As for the argument that Ryan has proven harder to replace than we thought, that's because the only guy the team has ever tried to replace him with is an apparently washed up Jay Cutler. In just about any given season in which Ryan Tannehill was the starting QB for the Dolphins, at least one veteran, journeyman player at the position was available on the free agency market who could, and probably would, have put up similar numbers to Tannehill's, at a fraction of what the team is paying him. Don't believe me? I can just about guarantee you that most, if not all of the years that Ryan's been here, guys like Matt Cassel (career QB rating, 78.8), Josh McCown (79.0), who lit up Miami's defense like a pinball machine in Week Three or Ryan Fitzpatrick (79.7) could have been had either on the open market or for a late-round draft pick. Tanny's career rating is only 86.5, and that just ain't good enough. The question shouldn't be whether Tannehill is better than Cutler, but whether he's good enough to lead Miami to even one playoff appearance, much less a victory.

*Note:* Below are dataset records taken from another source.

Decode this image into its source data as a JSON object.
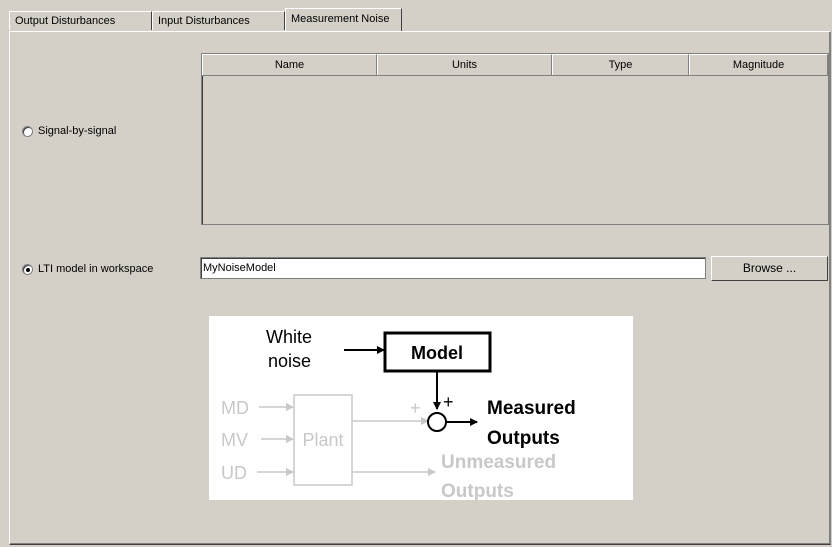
{
  "tabs": [
    {
      "label": "Output Disturbances"
    },
    {
      "label": "Input Disturbances"
    },
    {
      "label": "Measurement Noise"
    }
  ],
  "signal_by_signal": {
    "label": "Signal-by-signal",
    "selected": false
  },
  "table": {
    "columns": [
      "Name",
      "Units",
      "Type",
      "Magnitude"
    ],
    "rows": []
  },
  "lti": {
    "label": "LTI model in workspace",
    "selected": true,
    "value": "MyNoiseModel",
    "browse_label": "Browse ..."
  },
  "diagram": {
    "white_noise_1": "White",
    "white_noise_2": "noise",
    "model": "Model",
    "md": "MD",
    "mv": "MV",
    "ud": "UD",
    "plant": "Plant",
    "plus1": "+",
    "plus2": "+",
    "measured_1": "Measured",
    "measured_2": "Outputs",
    "unmeasured_1": "Unmeasured",
    "unmeasured_2": "Outputs"
  }
}
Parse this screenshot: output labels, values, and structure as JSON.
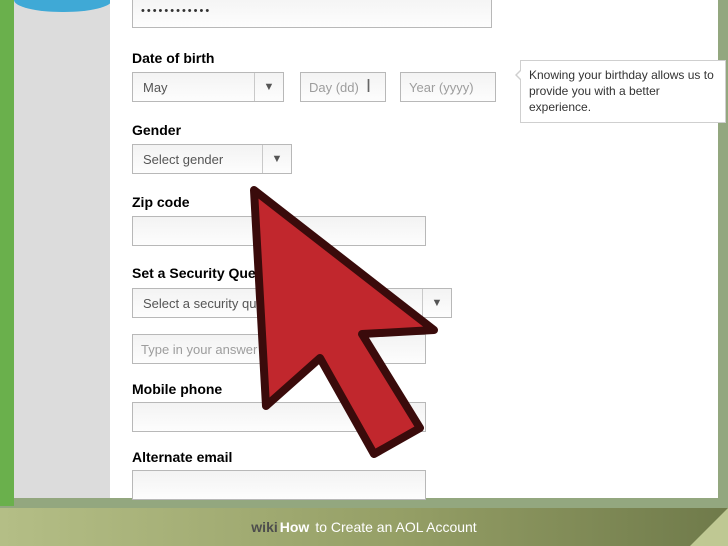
{
  "password_field": {
    "value": "••••••••••••"
  },
  "dob": {
    "label": "Date of birth",
    "month_selected": "May",
    "day_placeholder": "Day (dd)",
    "year_placeholder": "Year (yyyy)"
  },
  "tooltip": {
    "text": "Knowing your birthday allows us to provide you with a better experience."
  },
  "gender": {
    "label": "Gender",
    "selected": "Select gender"
  },
  "zip": {
    "label": "Zip code"
  },
  "security": {
    "label": "Set a Security Question",
    "selected": "Select a security question",
    "answer_placeholder": "Type in your answer"
  },
  "mobile": {
    "label": "Mobile phone"
  },
  "alt_email": {
    "label": "Alternate email"
  },
  "footer": {
    "wiki": "wiki",
    "how": "How",
    "title": " to Create an AOL Account"
  }
}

Much of Dolphins' fans fear and trepidation about even discussing the possibility of someone other than Ryan Tannehill being the team's starting quarterback can be traced to the dearth of talent the Dolphins have had since Marino retired. From 2000 through 2011, our starting QB's (and I'm only counting guys who started at least seven games) have been Jay Fiedler, Gus Frerotte, Joey Harrington, Cleo Lemon, Chad Pennington and Matt Moore. Pennington couldn't stay healthy and the rest of them pretty much stunk, so it's not hard to understand why fans feel compelled to want to hold onto Tannehill with both hands and not let go.

In some ways, Tannehill is the quintessential tease; he passes the eyeball test the moment he walks onto the field. He's tall, raw-boned and muscular and is a very good athlete. He makes Cutler look like he's 44, not 34, and his scrambling ability has been sorely missed this season. Although no one talks about it much, he has one of the strongest arms in the league and can send the ball downfield in a tight spiral with just a flick of his wrist, and off his back foot. The problem for Tannehill is that he's just never been able to put it all together, and with the next snap he takes in a regular season game nearly a year away, at which time he'll be a 30-year-old, sub .500 QB, his golden years as a starting quarterback may have passed him by without ever becoming golden.

Although you'd probably be hard-pressed to tell from my columns on him, I really like Ryan Tannehill; when the team selected him with the eighth overall pick in the 2012 draft, nobody wanted to see him succeed more than me. You can't help but want to root for the guy; he's humble and down to earth almost to a fault. Anybody remember that workout he did for Jon Gruden? I believe it's still on YouTube today. In the workout, and ensuing interview with Gruden afterward, every time Jon asks him a question, Ryan responds with, "Yes, sir." Spoiled brat athlete? Not Tannehill. You just don't see guys like him coming out of college anymore. What soured me on Ryan was when almost all the team's high draft picks were used solely and exclusively on offensive players throughout most of his career with the Dolphins. And let's be honest for a moment: do you really think the team would be much better with Tannehill in the lineup today? Sure, they'd be better than they are now, but that's not saying much. Would they be a playoff team? Doubtful. If Miami wants a competitive, lower cost option next year, while they groom a younger guy at the position, Tyrod Taylor will probably be available; Buffalo plucked him off the Ravens' practice squad a few years ago. His career QB rating is nearly six points higher than Tannehill's, at 92.0, without using all the high picks on offensive skill position players. They did spend two number ones on WR Sammy Watkins, but he missed almost as many games as he played for Buffalo and he's gone now. Miami will be hard-pressed not to be swept by the Bills this season. That's a team on the rise, and they've got two number ones, two number two's and two number three picks in the 2018 draft. They're where they are today in large part because they understand that first, second and third round picks should almost always be used one of two ways: to take defensive players or offensive linemen.